Last updated February 24, 2023
In AI News & Update

Google Introduces Offline Reinforcement Learning to Train AI Agents

Scaled Q-Learning can efficiently train RL agents to play Atari or pick up objects.

Share

Published on February 24, 2023

by Tasmia Ansari

Listen to this story

Researchers from Google have developed a pre-trained model built on the CQL algorithm for scaled offline Reinforcement Learning (RL) called Scaled Q-Learning, to efficiently train RL agents for decision-making tasks such as playing games or picking up objects.

Contrary to the traditional approach, Scaled Q-Learning uses diverse data to learn representations for quick transfer to new tasks. Moreover, it outperforms Transformer-based methods and others which use larger models. The researchers evaluated the approach on a suite of Atari games, where the goal is to train a single RL agent using data from low-quality players and then learn new variations in pre-training or completely new games.

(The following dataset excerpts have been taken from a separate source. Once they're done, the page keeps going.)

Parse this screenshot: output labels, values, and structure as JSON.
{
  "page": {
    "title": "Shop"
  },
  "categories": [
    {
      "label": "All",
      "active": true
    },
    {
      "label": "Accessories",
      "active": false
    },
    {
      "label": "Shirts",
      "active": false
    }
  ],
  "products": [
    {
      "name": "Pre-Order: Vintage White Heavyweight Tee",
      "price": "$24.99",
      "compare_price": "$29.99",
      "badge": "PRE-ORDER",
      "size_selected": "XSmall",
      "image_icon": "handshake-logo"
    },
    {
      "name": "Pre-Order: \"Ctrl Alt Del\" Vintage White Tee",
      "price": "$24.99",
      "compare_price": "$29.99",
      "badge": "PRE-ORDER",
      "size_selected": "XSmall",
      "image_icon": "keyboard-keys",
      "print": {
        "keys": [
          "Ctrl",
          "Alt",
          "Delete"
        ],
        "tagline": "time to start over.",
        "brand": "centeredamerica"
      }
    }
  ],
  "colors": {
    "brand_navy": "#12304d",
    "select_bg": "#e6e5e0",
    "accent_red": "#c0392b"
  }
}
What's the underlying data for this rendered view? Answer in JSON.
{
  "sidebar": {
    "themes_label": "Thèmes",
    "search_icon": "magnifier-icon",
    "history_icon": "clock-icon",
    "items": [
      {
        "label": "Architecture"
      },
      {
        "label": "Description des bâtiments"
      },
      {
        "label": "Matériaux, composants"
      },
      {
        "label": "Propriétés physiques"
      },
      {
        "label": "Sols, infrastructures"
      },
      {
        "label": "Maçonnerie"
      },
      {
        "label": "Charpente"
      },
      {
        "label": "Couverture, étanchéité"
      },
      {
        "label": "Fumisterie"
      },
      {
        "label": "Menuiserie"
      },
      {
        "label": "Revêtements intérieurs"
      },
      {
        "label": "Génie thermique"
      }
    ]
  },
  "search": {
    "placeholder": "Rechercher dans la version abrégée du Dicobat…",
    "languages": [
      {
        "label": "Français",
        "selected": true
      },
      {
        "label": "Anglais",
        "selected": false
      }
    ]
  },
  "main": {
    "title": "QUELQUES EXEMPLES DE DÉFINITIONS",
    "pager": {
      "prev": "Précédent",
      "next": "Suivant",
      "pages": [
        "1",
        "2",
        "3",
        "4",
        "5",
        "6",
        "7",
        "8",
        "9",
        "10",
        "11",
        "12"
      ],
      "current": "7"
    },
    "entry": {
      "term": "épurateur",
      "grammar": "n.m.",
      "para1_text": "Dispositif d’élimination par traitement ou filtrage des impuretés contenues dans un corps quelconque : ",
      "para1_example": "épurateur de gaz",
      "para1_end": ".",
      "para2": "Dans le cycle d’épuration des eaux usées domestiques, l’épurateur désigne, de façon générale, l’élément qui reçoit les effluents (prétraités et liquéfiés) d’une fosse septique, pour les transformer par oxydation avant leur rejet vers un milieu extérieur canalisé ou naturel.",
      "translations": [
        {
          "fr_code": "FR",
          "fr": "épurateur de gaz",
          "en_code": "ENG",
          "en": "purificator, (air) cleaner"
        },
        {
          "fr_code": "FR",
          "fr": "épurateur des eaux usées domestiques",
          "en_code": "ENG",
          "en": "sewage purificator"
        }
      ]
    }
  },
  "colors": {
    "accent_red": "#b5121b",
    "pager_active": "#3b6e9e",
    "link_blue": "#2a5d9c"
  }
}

This method made initial progress towards enabling more practical real-world training of RL agents as an alternative to costly and complex simulation-based pipelines or large-scale experiments. The team tested the method using two types of data: near-optimal data and low-quality data. They compared it to other methods and found that only Scaled Q-Learning improved on the offline data, reaching about 80% of human performance.

The study shows that pre-training RL agents with multi-task offline learning can significantly improve their performance on different tasks, even for challenging ones like Atari games with different appearances and dynamics.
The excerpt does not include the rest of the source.